Weekly Rewind
I’ll have a lot more to say about CES next week, when I’ve had a chance to try some of the new products, and to talk to the companies involved. For now, consider this a hands-off overview of what’s been announced so far:
AirTV is a streaming box for Sling subscribers: Sling TV is getting into the hardware business–sort of. With a new set-top box called AirTV, you can stream cable channels from Sling and over-the-air broadcasts from an antenna, with everything appearing in a unified channel guide. The box is based on Android TV, so it also runs Netflix and Google Play Movies & TV, along with anything else you can find in Google’s app store. It’s available for purchase right now.
But Sling isn’t making the hardware itself. Parent company Dish Network is setting up AirTV as a separate brand and subsidiary, with the goal of merging the cable and streaming experiences. Perhaps the long-rumored AirTV networked tuner, which would stream over-the-air broadcats from one antenna to many devices, is still on the agenda.
Tablo branches out: For the last couple years, Tablo’s sole product has been a networked over-the-air DVR, which can stream live and recorded broadcasts to lots of different devices. Now, Tablo maker Nuvyyo is adding a few more products for cord cutters.

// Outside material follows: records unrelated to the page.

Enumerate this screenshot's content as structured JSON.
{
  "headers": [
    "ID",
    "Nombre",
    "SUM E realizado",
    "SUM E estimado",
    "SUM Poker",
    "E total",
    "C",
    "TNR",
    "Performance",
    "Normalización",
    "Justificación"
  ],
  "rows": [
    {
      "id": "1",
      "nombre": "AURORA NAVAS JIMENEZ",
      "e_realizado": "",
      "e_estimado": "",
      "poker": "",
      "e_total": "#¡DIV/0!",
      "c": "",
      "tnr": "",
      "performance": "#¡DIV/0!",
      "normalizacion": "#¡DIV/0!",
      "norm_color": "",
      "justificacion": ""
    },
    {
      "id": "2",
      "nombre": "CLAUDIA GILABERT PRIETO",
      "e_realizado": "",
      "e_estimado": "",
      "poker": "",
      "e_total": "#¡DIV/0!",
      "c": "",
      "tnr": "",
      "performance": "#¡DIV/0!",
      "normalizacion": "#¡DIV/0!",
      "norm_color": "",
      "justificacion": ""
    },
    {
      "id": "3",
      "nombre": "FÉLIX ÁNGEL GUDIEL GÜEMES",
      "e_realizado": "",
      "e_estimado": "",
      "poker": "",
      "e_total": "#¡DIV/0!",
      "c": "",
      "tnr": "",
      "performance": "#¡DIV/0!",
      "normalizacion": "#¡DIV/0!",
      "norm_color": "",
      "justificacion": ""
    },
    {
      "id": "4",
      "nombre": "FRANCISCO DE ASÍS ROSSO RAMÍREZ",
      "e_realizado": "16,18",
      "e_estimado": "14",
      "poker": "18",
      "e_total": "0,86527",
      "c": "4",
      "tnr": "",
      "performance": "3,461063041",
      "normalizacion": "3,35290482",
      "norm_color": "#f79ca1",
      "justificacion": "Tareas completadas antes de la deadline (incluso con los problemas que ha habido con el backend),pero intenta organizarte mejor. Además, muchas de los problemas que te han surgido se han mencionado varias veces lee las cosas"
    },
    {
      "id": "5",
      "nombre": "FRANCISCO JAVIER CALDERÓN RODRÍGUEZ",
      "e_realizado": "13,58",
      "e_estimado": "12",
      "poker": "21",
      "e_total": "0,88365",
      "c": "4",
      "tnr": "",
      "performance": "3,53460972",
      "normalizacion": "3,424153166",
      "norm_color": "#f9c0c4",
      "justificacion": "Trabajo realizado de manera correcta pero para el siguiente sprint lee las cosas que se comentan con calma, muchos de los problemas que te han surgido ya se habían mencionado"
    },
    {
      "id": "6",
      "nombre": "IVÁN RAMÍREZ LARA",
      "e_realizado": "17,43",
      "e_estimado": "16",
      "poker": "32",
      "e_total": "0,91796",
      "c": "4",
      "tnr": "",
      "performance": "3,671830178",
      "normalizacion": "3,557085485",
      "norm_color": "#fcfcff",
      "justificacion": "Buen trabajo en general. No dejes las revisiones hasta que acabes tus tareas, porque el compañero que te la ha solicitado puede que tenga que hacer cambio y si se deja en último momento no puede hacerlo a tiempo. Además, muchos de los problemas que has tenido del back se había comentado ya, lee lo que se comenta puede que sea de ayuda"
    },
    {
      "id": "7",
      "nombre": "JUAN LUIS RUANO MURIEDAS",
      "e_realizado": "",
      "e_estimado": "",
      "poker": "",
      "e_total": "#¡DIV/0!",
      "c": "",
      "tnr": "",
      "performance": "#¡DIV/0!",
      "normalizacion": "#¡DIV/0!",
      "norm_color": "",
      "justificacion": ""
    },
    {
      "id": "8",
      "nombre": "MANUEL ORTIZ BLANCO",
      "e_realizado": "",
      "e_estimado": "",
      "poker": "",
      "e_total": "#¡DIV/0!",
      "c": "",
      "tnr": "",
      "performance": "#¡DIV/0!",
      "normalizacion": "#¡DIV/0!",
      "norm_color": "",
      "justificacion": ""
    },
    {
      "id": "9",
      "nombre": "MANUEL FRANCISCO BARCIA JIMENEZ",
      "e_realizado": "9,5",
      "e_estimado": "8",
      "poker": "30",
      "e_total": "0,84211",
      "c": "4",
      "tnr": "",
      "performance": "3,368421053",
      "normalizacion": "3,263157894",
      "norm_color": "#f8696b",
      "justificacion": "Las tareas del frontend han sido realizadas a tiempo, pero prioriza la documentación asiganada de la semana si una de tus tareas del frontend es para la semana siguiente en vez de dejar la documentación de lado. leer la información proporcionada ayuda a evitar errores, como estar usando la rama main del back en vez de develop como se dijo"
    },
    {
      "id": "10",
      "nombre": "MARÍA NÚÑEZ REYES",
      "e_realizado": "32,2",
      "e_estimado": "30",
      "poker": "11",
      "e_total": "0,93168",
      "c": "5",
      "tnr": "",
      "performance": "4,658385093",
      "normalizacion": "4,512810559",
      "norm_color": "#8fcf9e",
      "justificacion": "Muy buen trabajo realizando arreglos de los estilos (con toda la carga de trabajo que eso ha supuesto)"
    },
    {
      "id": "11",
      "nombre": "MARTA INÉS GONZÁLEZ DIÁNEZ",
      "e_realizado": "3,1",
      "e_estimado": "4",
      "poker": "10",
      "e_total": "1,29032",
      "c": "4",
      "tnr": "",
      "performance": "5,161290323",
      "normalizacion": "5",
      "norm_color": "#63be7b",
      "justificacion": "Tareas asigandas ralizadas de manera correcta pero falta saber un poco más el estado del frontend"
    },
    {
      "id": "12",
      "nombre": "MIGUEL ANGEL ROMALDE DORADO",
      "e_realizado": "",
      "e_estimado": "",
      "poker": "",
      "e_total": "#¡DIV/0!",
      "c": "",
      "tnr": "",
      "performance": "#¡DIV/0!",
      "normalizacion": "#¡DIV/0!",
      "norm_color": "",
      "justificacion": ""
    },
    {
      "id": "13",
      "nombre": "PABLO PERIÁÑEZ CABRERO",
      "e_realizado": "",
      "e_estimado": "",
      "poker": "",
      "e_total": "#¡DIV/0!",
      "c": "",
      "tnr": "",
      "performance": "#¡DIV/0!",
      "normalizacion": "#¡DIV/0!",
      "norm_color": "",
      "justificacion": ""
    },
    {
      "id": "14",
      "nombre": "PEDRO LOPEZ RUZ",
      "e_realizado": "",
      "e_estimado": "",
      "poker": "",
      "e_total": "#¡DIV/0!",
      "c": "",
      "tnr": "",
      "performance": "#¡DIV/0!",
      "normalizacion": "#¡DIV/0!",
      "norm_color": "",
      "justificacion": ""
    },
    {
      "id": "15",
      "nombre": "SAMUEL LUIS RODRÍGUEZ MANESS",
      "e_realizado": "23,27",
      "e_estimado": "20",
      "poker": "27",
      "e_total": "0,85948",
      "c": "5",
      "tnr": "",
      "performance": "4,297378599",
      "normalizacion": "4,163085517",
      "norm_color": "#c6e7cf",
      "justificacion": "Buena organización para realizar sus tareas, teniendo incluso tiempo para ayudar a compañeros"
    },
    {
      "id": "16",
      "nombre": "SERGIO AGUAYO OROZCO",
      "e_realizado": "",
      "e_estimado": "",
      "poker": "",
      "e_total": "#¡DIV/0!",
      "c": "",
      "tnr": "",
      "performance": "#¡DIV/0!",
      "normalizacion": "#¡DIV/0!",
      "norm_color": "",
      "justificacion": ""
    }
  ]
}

The first is a DVR service for Android TV devices such as the Nvidia Shield. Connect a USB antenna tuner to the box, and you can record and watch live TV through the Tablo app. Tablo will sell its own dual-tuner (price TBA) and support some third-party options. DVR service will cost $3.99 per month.
The second product is a networked tuner called Tablo Live, which streams over-the-air broadcasts over Wi-Fi to any device that runs the Tablo app. This would be ideal for people who want to watch live TV on their mobile devices or PCs, or who want to set up their antenna away from the TV in a place with better reception.
While Tablo Live doesn’t include DVR service, Tablo is also demoing a “proof-of-concept” cloud DVR, which stores recordings online so you can access them from anywhere. If this concept ever became a real service, Live would supposedly support it.